Neolithic endurance: Stonehenge Visitor Centre

Neolithic endurance: Stonehenge Visitor Centre

The Stonehenge Visitor Centre has been anticipated for about a century – that is, since the first attempts to move or close off the main arterial road that passes close by the world’s most substantial extant Neolithic construction. By 1992, the car and bus park with various temporary buildings that littered the site was seen as a national disgrace and a competition for a visitor centre was won by Edward Cullinan Architects, but to no avail. Following a number of reports and a series of architectural competitions, Denton Corker Marshall’s (DCM) building finally opened to the public in December 2013 to mild enthusiasm, which was rather lost in a controversy over a substantial hike in ticket prices. The response from the British architectural press has been somewhat grumpy – praising the building with a faintness that is discernible. Hugh Pearman compares it to “a particular type of very superior French motorway service station” in the RIBA Journal, adding, “That is no disgrace.” “Good enough, considering …” is a summary of what I heard in a pub poll of colleagues. But the building and site planning are better than that and the British reception of the design of the Visitor Centre seems to me to be jaundiced by failed commitments to earlier competitions and significant compromises in the brief and budget for the building now completed.

DCM won invited competitions for the project twice, first in 2001 and again in 2010. The 2001 brief had a less sensitive site further away from the stones, allowing for a substantial building with four times the budget that was eventually made available. This project failed to go ahead because it also involved tunnelling a great length of the main road, at huge cost and with protracted disputes as to the siting. The recently completed building and its site planning, on the other hand, were briefed to be “modest” – with the A303 road still in place; with a site relatively close to the stones, making it difficult to place a building discreetly; and with a modest building budget of £6.9 million (AU$12.6 million1).
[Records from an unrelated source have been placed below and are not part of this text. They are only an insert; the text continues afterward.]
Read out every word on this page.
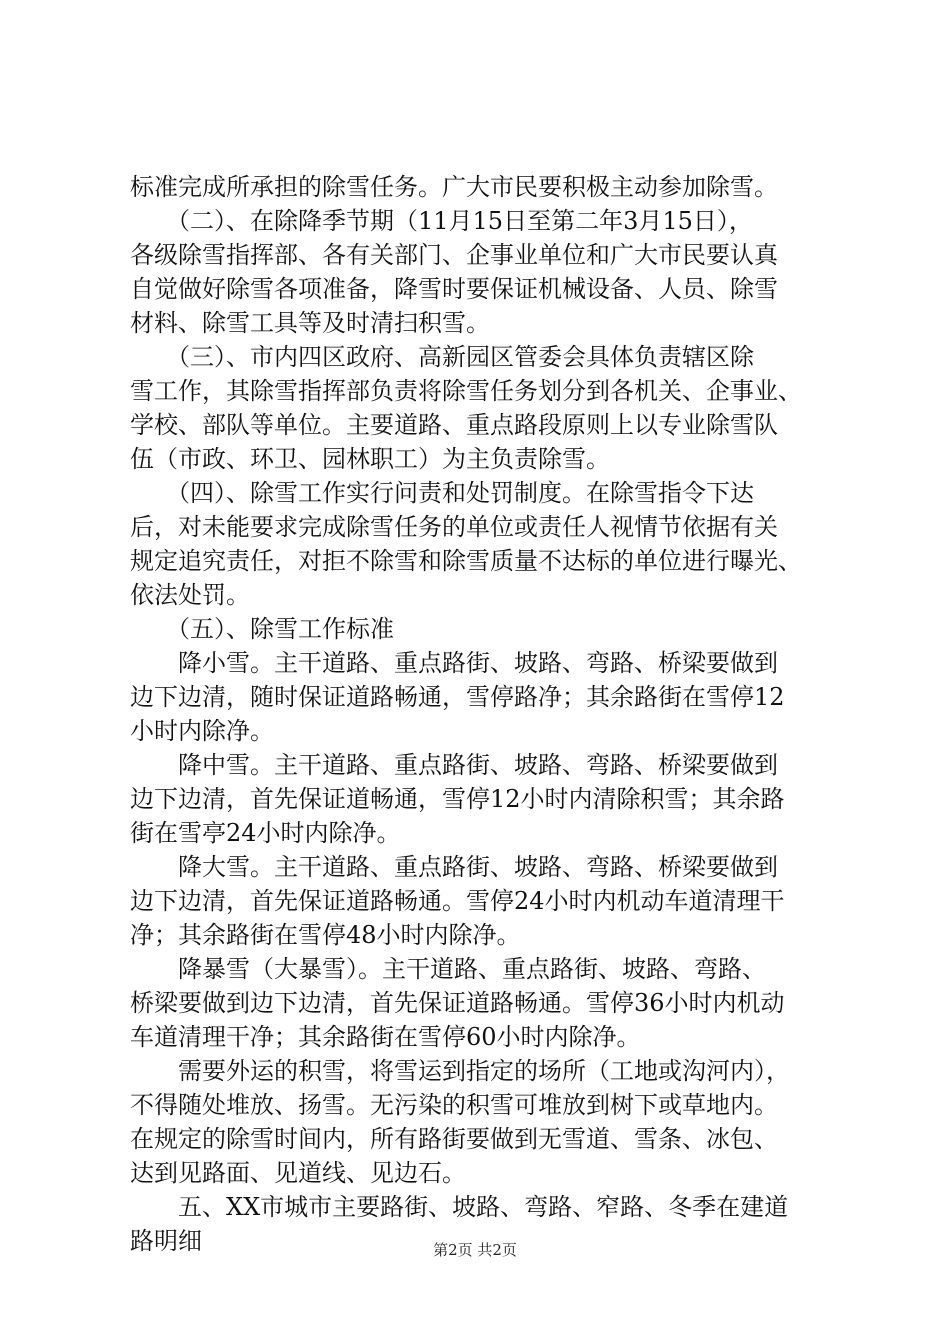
标准完成所承担的除雪任务。广大市民要积极主动参加除雪。
　　（二）、在除降季节期（11月15日至第二年3月15日），
各级除雪指挥部、各有关部门、企事业单位和广大市民要认真
自觉做好除雪各项准备，降雪时要保证机械设备、人员、除雪
材料、除雪工具等及时清扫积雪。
　　（三）、市内四区政府、高新园区管委会具体负责辖区除
雪工作，其除雪指挥部负责将除雪任务划分到各机关、企事业、
学校、部队等单位。主要道路、重点路段原则上以专业除雪队
伍（市政、环卫、园林职工）为主负责除雪。
　　（四）、除雪工作实行问责和处罚制度。在除雪指令下达
后，对未能要求完成除雪任务的单位或责任人视情节依据有关
规定追究责任，对拒不除雪和除雪质量不达标的单位进行曝光、
依法处罚。
　　（五）、除雪工作标准
　　降小雪。主干道路、重点路街、坡路、弯路、桥梁要做到
边下边清，随时保证道路畅通，雪停路净；其余路街在雪停12
小时内除净。
　　降中雪。主干道路、重点路街、坡路、弯路、桥梁要做到
边下边清，首先保证道畅通，雪停12小时内清除积雪；其余路
街在雪亭24小时内除净。
　　降大雪。主干道路、重点路街、坡路、弯路、桥梁要做到
边下边清，首先保证道路畅通。雪停24小时内机动车道清理干
净；其余路街在雪停48小时内除净。
　　降暴雪（大暴雪）。主干道路、重点路街、坡路、弯路、
桥梁要做到边下边清，首先保证道路畅通。雪停36小时内机动
车道清理干净；其余路街在雪停60小时内除净。
　　需要外运的积雪，将雪运到指定的场所（工地或沟河内），
不得随处堆放、扬雪。无污染的积雪可堆放到树下或草地内。
在规定的除雪时间内，所有路街要做到无雪道、雪条、冰包、
达到见路面、见道线、见边石。
　　五、XX市城市主要路街、坡路、弯路、窄路、冬季在建道
路明细	第2页 共2页
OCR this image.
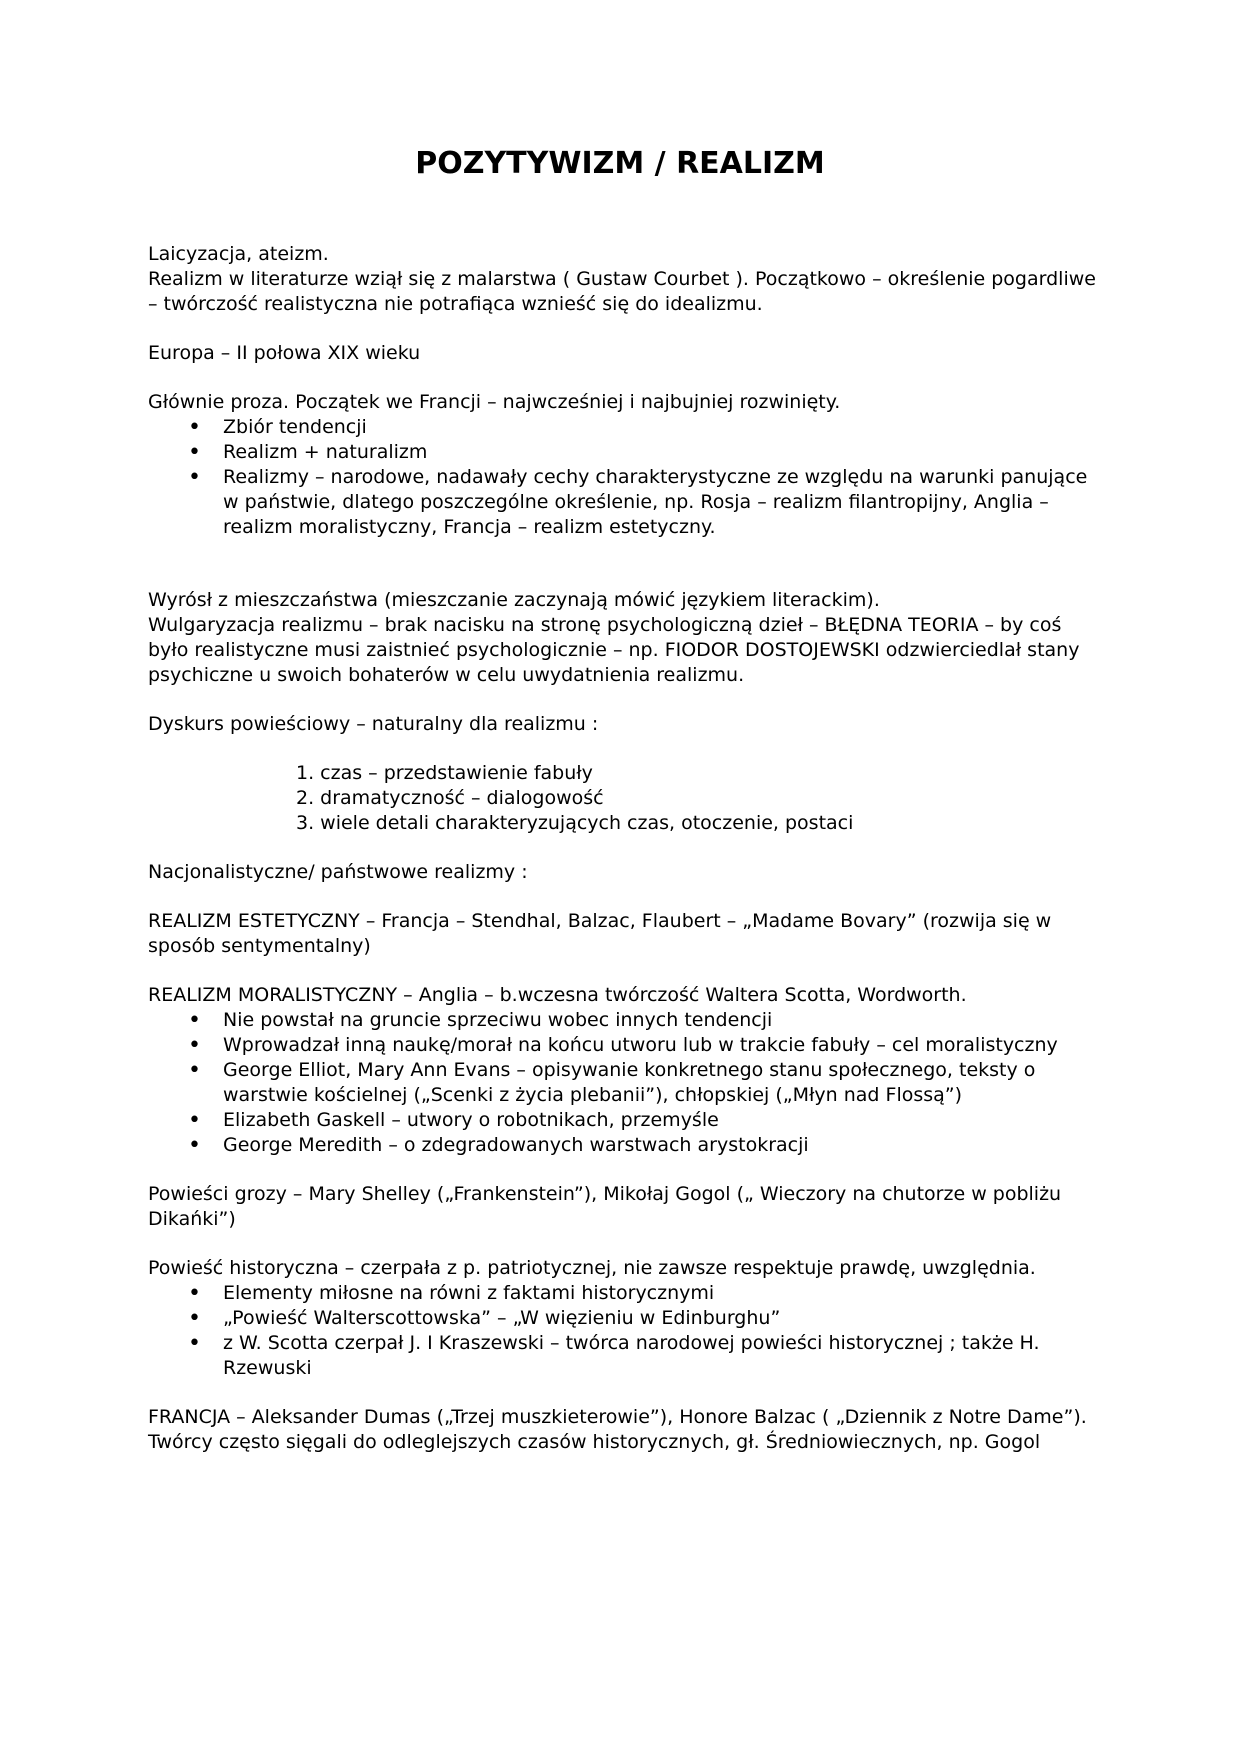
POZYTYWIZM / REALIZM

Laicyzacja, ateizm.

Realizm w literaturze wziął się z malarstwa ( Gustaw Courbet ). Początkowo – określenie pogardliwe – twórczość realistyczna nie potrafiąca wznieść się do idealizmu.

Europa – II połowa XIX wieku

Głównie proza. Początek we Francji – najwcześniej i najbujniej rozwinięty.

• Zbiór tendencji
• Realizm + naturalizm
• Realizmy – narodowe, nadawały cechy charakterystyczne ze względu na warunki panujące w państwie, dlatego poszczególne określenie, np. Rosja – realizm filantropijny, Anglia – realizm moralistyczny, Francja – realizm estetyczny.

Wyrósł z mieszczaństwa (mieszczanie zaczynają mówić językiem literackim).

Wulgaryzacja realizmu – brak nacisku na stronę psychologiczną dzieł – BŁĘDNA TEORIA – by coś było realistyczne musi zaistnieć psychologicznie – np. FIODOR DOSTOJEWSKI odzwierciedlał stany psychiczne u swoich bohaterów w celu uwydatnienia realizmu.

Dyskurs powieściowy – naturalny dla realizmu :

1. czas – przedstawienie fabuły
2. dramatyczność – dialogowość
3. wiele detali charakteryzujących czas, otoczenie, postaci

Nacjonalistyczne/ państwowe realizmy :

REALIZM ESTETYCZNY – Francja – Stendhal, Balzac, Flaubert – „Madame Bovary” (rozwija się w sposób sentymentalny)

REALIZM MORALISTYCZNY – Anglia – b.wczesna twórczość Waltera Scotta, Wordworth.

• Nie powstał na gruncie sprzeciwu wobec innych tendencji
• Wprowadzał inną naukę/morał na końcu utworu lub w trakcie fabuły – cel moralistyczny
• George Elliot, Mary Ann Evans – opisywanie konkretnego stanu społecznego, teksty o warstwie kościelnej („Scenki z życia plebanii”), chłopskiej („Młyn nad Flossą”)
• Elizabeth Gaskell – utwory o robotnikach, przemyśle
• George Meredith – o zdegradowanych warstwach arystokracji

Powieści grozy – Mary Shelley („Frankenstein”), Mikołaj Gogol („ Wieczory na chutorze w pobliżu Dikańki”)

Powieść historyczna – czerpała z p. patriotycznej, nie zawsze respektuje prawdę, uwzględnia.

• Elementy miłosne na równi z faktami historycznymi
• „Powieść Walterscottowska” – „W więzieniu w Edinburghu”
• z W. Scotta czerpał J. I Kraszewski – twórca narodowej powieści historycznej ; także H. Rzewuski

FRANCJA – Aleksander Dumas („Trzej muszkieterowie”), Honore Balzac ( „Dziennik z Notre Dame”).

Twórcy często sięgali do odleglejszych czasów historycznych, gł. Średniowiecznych, np. Gogol
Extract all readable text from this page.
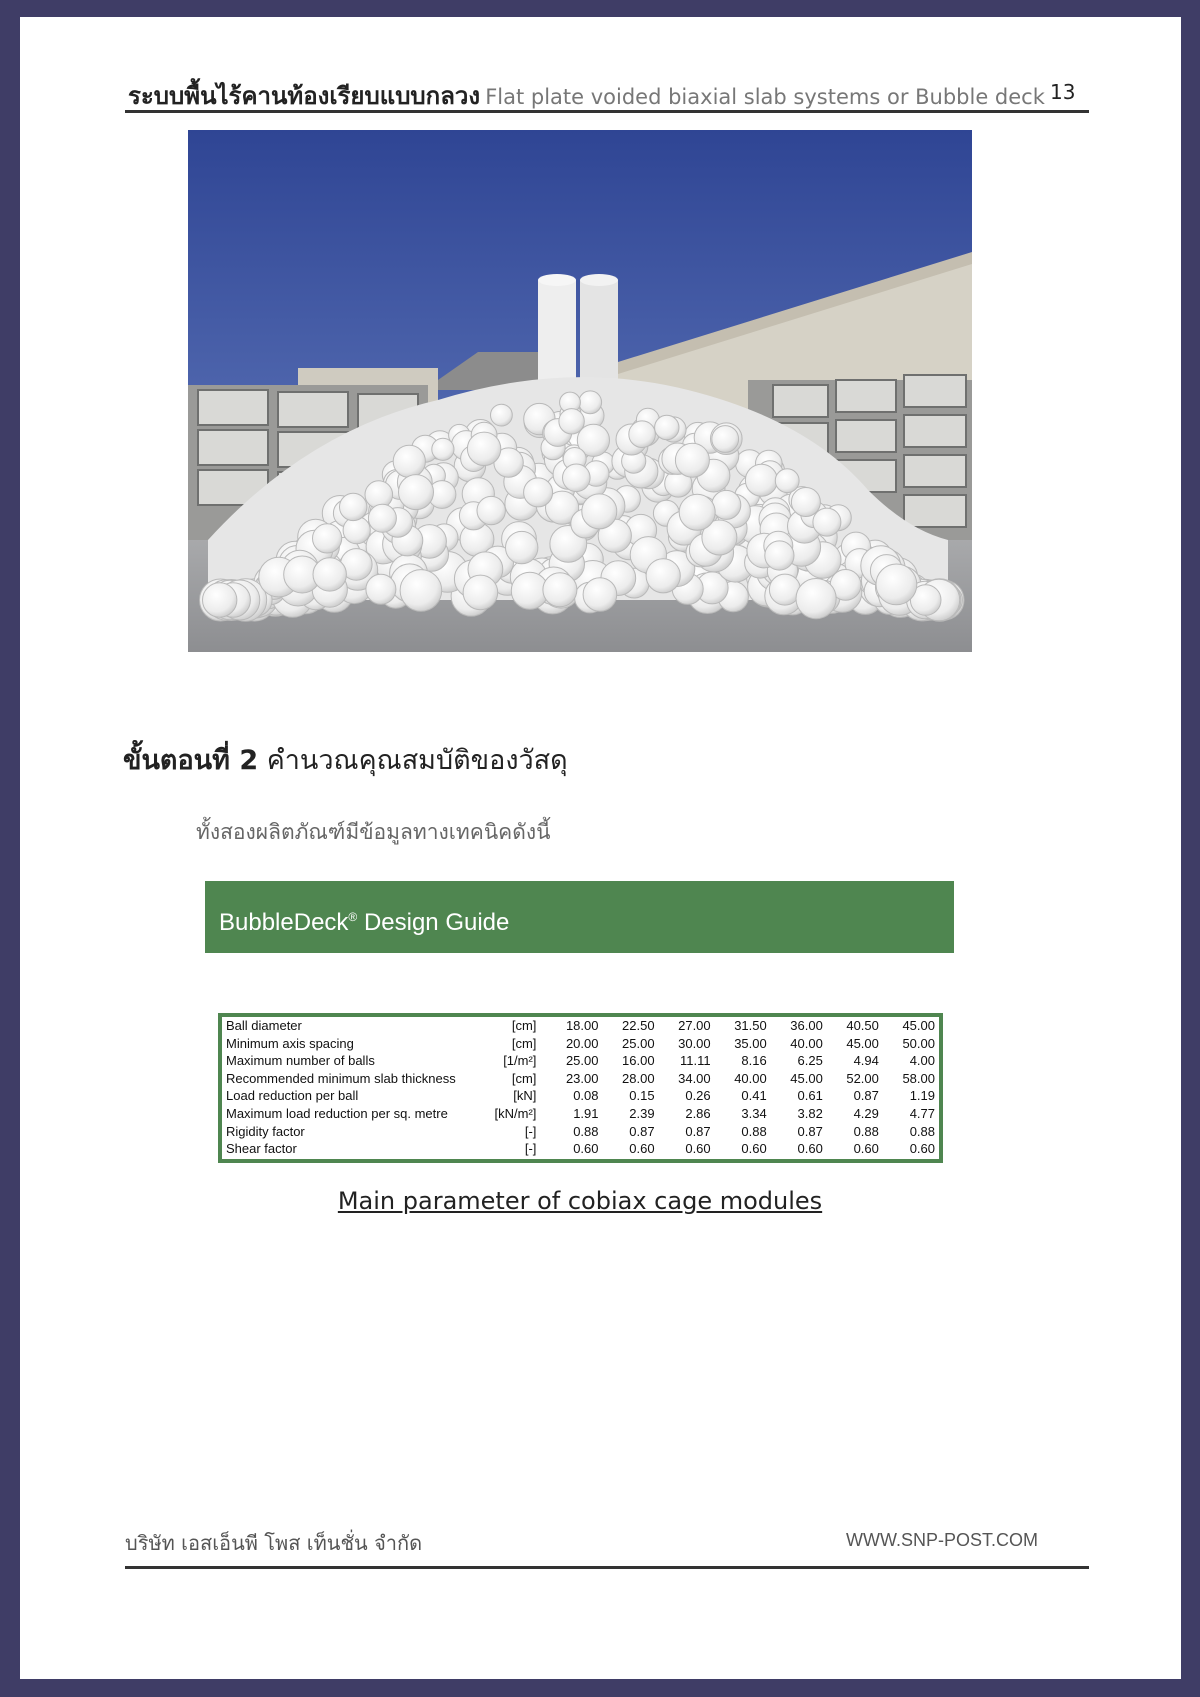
ระบบพื้นไร้คานท้องเรียบแบบกลวง Flat plate voided biaxial slab systems or Bubble deck 13
ขั้นตอนที่ 2 คำนวณคุณสมบัติของวัสดุ
ทั้งสองผลิตภัณฑ์มีข้อมูลทางเทคนิคดังนี้
BubbleDeck® Design Guide
Ball diameter	[cm]	18.00	22.50	27.00	31.50	36.00	40.50	45.00
Minimum axis spacing	[cm]	20.00	25.00	30.00	35.00	40.00	45.00	50.00
Maximum number of balls	[1/m²]	25.00	16.00	11.11	8.16	6.25	4.94	4.00
Recommended minimum slab thickness	[cm]	23.00	28.00	34.00	40.00	45.00	52.00	58.00
Load reduction per ball	[kN]	0.08	0.15	0.26	0.41	0.61	0.87	1.19
Maximum load reduction per sq. metre	[kN/m²]	1.91	2.39	2.86	3.34	3.82	4.29	4.77
Rigidity factor	[-]	0.88	0.87	0.87	0.88	0.87	0.88	0.88
Shear factor	[-]	0.60	0.60	0.60	0.60	0.60	0.60	0.60
Main parameter of cobiax cage modules
บริษัท เอสเอ็นพี โพส เท็นชั่น จำกัด	WWW.SNP-POST.COM
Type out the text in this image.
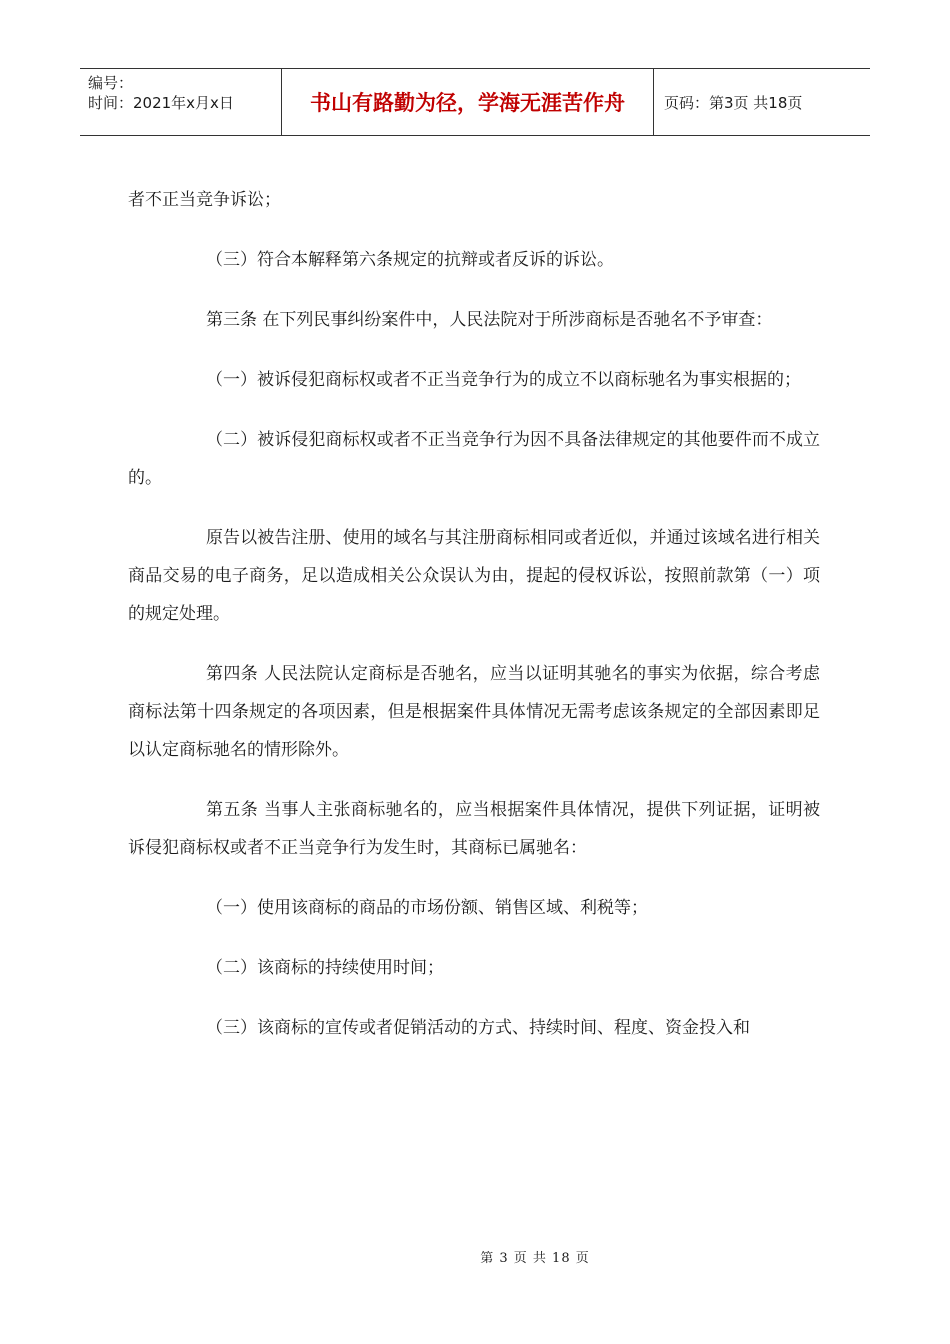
编号：
时间：2021年x月x日	书山有路勤为径，学海无涯苦作舟	页码：第3页 共18页

者不正当竞争诉讼；

（三）符合本解释第六条规定的抗辩或者反诉的诉讼。

第三条 在下列民事纠纷案件中，人民法院对于所涉商标是否驰名不予审查：

（一）被诉侵犯商标权或者不正当竞争行为的成立不以商标驰名为事实根据的；

（二）被诉侵犯商标权或者不正当竞争行为因不具备法律规定的其他要件而不成立的。

原告以被告注册、使用的域名与其注册商标相同或者近似，并通过该域名进行相关商品交易的电子商务，足以造成相关公众误认为由，提起的侵权诉讼，按照前款第（一）项的规定处理。

第四条 人民法院认定商标是否驰名，应当以证明其驰名的事实为依据，综合考虑商标法第十四条规定的各项因素，但是根据案件具体情况无需考虑该条规定的全部因素即足以认定商标驰名的情形除外。

第五条 当事人主张商标驰名的，应当根据案件具体情况，提供下列证据，证明被诉侵犯商标权或者不正当竞争行为发生时，其商标已属驰名：

（一）使用该商标的商品的市场份额、销售区域、利税等；

（二）该商标的持续使用时间；

（三）该商标的宣传或者促销活动的方式、持续时间、程度、资金投入和

第 3 页 共 18 页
DCM, along with the client English Heritage, proposed a principle of “reversibility,” which meant minimal foundations and excavations into a site of ongoing archaeological interest, and DCM extrapolated this requirement into a formal contrast between its building and the monumental site it serves. As Barrie Marshall writes of the design in the press release: “Where the stones are exposed, massive and purposely positioned, the centre is sheltered, lightweight and informal. And where the stones seem embedded into the earth, the centre rests on its surface.” There have been comments that the Visitor Centre ought to have been more monumental in some way, but such complaints really need to be addressed to the client and the commissioning process, the size and relatively insubstantial nature of the building being determined by the brief and site. How successful DCM has been in making a lightweight architecture that has sufficient decorum in this place so over-determined by its recent and ancient history is an interesting question to consider.